Posted: January 19, 2022 at 10:59 am

The cryptocurrency market lost momentum on Wednesday as valuations of top virtual coins slid further due to global uncertainty amid rising inflation and the ongoing Covid-19 situation.

Bitcoin, the worlds most popular cryptocurrency, traded at $41,761.80 or 1.22 per cent lower than its value 24 hours ago at 12:10 pm. Bitcoins market capitalisation fell below $800 billion and the 24-hour trade volume remained steady at $900 million.

Ether, the native token on the Ethereum platform and the second-most popular cryptocurrency, also fell over the past 24 hours. It traded just above $3,100 or 2.80 per cent lower at the time of publication.

Crypto highlights | Check yesterdays prices

The popular cryptocurrencys market capitalisation fell to $356 billion and the 24-hour trade volume was $734.10 million.

All other smaller cryptocurrencies took a hit due to the weak momentum seen across the virtual coin markets across the globe.
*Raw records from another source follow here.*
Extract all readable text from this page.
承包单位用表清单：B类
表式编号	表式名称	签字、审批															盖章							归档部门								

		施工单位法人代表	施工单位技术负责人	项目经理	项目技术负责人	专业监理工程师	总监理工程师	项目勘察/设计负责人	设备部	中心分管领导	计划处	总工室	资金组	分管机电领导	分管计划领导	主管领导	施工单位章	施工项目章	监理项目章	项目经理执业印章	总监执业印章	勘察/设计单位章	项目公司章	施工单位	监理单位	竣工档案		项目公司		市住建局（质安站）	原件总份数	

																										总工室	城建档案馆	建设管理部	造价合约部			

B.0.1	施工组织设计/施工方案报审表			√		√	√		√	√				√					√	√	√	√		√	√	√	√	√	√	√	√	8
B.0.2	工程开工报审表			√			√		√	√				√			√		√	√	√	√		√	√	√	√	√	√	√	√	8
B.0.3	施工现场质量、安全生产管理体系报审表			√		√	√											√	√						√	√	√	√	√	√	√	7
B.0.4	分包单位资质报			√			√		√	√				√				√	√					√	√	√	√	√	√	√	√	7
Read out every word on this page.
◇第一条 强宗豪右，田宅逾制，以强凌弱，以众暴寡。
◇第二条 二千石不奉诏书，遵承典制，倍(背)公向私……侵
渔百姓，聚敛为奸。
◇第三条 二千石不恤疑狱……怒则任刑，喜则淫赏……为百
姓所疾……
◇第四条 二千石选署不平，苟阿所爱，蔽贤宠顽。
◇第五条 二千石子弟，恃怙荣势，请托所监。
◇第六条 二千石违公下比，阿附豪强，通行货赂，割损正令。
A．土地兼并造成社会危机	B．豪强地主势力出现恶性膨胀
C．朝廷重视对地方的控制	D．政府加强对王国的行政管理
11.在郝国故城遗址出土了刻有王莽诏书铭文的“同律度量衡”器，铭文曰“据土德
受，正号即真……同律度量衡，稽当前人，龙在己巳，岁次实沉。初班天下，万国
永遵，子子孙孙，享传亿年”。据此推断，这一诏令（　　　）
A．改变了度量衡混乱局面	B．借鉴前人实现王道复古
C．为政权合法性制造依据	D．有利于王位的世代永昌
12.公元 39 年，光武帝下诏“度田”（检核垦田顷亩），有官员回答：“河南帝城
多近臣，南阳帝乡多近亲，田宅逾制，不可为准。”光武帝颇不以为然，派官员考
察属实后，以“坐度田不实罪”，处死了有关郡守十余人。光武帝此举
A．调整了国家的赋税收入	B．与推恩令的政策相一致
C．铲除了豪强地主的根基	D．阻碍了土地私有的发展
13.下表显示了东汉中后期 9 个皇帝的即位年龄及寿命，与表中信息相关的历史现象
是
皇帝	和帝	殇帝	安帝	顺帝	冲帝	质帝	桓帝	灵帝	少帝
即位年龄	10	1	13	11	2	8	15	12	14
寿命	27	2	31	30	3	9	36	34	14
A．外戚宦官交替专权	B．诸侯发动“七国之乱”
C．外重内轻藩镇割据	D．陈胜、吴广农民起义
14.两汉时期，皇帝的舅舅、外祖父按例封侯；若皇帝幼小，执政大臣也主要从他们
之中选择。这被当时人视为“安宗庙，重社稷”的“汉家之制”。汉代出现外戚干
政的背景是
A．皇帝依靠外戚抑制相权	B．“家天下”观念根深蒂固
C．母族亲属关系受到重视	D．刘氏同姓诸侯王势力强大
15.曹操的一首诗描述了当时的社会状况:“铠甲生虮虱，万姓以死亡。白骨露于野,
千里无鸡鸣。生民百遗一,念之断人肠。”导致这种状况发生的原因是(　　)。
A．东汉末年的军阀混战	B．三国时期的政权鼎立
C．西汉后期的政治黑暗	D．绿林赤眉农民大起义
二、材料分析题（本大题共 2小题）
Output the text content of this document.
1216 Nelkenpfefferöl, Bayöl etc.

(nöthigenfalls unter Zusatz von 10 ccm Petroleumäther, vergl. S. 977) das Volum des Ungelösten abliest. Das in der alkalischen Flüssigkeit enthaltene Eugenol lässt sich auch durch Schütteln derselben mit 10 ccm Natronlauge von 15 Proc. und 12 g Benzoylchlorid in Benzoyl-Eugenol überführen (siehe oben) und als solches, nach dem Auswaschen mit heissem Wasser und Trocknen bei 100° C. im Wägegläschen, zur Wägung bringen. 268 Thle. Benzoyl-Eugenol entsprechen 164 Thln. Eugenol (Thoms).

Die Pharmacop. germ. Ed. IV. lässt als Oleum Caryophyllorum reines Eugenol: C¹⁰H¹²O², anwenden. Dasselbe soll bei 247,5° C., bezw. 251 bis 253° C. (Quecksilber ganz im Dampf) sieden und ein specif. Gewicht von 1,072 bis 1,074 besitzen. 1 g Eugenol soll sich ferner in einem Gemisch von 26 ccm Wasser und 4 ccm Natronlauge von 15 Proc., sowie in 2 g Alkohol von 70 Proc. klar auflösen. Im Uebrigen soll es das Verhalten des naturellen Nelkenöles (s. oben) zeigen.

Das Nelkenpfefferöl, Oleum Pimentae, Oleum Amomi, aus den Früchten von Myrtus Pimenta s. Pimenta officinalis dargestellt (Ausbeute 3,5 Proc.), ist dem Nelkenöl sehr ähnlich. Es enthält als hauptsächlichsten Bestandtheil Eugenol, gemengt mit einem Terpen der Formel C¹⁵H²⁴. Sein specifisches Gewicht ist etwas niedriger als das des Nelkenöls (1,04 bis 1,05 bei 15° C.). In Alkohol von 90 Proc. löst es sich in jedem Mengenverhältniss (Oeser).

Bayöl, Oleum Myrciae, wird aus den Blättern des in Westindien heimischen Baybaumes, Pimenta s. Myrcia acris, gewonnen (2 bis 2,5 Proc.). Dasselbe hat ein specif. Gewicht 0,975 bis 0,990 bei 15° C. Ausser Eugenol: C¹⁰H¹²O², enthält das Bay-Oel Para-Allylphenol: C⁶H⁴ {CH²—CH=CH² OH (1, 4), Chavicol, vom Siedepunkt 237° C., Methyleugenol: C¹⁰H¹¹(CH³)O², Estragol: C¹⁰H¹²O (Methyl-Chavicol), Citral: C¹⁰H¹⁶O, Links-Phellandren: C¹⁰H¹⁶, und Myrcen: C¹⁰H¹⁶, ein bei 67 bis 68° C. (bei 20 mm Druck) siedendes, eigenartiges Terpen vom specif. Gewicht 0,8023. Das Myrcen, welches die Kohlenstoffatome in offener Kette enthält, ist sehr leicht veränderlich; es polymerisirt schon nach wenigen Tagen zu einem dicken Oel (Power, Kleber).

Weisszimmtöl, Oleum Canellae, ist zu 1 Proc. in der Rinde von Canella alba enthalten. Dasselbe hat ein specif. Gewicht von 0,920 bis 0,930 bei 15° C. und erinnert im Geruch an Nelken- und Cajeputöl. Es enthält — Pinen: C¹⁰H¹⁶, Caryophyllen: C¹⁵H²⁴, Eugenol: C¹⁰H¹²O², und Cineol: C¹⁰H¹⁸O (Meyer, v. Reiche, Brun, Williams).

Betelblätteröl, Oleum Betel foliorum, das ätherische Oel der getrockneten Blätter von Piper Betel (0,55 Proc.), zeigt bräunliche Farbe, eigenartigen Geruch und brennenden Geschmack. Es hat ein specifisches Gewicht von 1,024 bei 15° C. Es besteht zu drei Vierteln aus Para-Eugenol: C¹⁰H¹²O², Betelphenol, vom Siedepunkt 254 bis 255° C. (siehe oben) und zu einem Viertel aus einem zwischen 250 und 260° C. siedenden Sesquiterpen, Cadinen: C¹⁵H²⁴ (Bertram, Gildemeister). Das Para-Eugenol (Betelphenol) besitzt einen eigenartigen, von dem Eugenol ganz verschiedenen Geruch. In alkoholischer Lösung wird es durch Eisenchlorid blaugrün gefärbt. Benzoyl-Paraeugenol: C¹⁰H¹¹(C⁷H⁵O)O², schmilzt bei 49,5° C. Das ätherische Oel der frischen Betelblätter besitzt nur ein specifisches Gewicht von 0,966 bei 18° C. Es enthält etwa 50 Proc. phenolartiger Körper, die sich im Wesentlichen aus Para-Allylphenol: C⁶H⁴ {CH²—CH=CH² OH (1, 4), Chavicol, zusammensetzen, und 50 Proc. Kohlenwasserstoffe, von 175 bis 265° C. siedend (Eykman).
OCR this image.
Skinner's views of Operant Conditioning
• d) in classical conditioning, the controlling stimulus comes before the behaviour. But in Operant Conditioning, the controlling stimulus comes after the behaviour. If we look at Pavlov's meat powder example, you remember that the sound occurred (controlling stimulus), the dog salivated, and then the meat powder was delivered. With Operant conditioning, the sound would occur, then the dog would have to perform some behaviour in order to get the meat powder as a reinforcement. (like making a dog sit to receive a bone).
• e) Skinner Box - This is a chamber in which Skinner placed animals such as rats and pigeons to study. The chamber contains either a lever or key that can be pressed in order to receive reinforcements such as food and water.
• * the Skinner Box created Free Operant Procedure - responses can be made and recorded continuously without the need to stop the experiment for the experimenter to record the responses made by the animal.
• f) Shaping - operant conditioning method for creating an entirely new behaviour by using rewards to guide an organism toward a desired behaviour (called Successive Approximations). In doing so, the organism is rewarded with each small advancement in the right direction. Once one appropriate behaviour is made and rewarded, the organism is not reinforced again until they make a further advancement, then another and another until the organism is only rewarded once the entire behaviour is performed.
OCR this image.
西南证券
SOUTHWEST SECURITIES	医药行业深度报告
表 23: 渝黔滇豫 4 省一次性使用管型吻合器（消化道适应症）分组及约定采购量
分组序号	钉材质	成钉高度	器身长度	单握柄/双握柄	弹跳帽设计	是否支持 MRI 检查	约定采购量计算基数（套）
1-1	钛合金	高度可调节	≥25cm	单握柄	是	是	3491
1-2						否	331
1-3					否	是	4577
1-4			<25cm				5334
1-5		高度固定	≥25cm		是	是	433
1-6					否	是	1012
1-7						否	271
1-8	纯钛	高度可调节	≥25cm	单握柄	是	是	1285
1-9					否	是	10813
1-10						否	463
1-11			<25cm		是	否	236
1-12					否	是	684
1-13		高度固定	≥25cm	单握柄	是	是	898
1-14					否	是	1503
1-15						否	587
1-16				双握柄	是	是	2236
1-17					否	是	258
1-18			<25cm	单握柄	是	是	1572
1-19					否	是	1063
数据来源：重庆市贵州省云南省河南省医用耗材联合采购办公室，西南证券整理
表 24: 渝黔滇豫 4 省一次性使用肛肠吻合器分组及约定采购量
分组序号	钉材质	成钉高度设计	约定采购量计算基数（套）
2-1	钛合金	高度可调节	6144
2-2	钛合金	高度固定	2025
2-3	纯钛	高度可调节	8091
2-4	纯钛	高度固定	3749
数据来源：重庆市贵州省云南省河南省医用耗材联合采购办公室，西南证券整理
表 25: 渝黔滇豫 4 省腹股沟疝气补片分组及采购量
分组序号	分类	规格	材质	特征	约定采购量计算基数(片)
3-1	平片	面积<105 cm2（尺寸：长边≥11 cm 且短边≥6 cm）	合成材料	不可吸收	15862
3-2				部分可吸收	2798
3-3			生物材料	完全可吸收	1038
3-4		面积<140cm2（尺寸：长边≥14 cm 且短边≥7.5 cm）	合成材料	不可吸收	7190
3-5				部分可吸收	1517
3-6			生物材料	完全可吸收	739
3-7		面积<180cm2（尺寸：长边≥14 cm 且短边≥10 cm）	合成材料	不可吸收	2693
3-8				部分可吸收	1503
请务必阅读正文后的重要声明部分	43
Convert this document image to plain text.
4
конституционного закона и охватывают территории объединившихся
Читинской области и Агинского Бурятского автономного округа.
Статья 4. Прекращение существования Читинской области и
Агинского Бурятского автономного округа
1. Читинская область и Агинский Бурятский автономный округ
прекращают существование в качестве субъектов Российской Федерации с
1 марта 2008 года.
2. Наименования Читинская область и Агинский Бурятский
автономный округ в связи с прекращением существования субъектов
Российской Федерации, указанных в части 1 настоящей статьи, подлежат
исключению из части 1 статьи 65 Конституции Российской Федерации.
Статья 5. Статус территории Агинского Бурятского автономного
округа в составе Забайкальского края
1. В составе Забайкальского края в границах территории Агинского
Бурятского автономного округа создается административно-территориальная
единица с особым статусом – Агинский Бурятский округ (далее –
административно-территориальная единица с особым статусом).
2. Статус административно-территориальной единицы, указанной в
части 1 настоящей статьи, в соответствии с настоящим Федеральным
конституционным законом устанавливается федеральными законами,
Market watchers have asked crypto investors to proceed with caution as the situation remains volatile.

Also Read | Cryptocurrency Bill unlikely to be introduced in upcoming Budget session

Commenting on the current trend in the cryptocurrency market, Edul Patel, CEO and Co-founder of Mudrex, a global algorithm-based crypto investment platform, said, The global crypto market cap dipped by 1 per cent, while the market volume has increased by 1 per cent in the past 24 hours.

Bitcoin and Ethereum continued to trade below $42,000 and $3,400. BTC's price has steadily declined since reaching its all-time highs of $69,000 on November 10. Large crypto investors seem to be accumulating BTC amid flat price action, he added.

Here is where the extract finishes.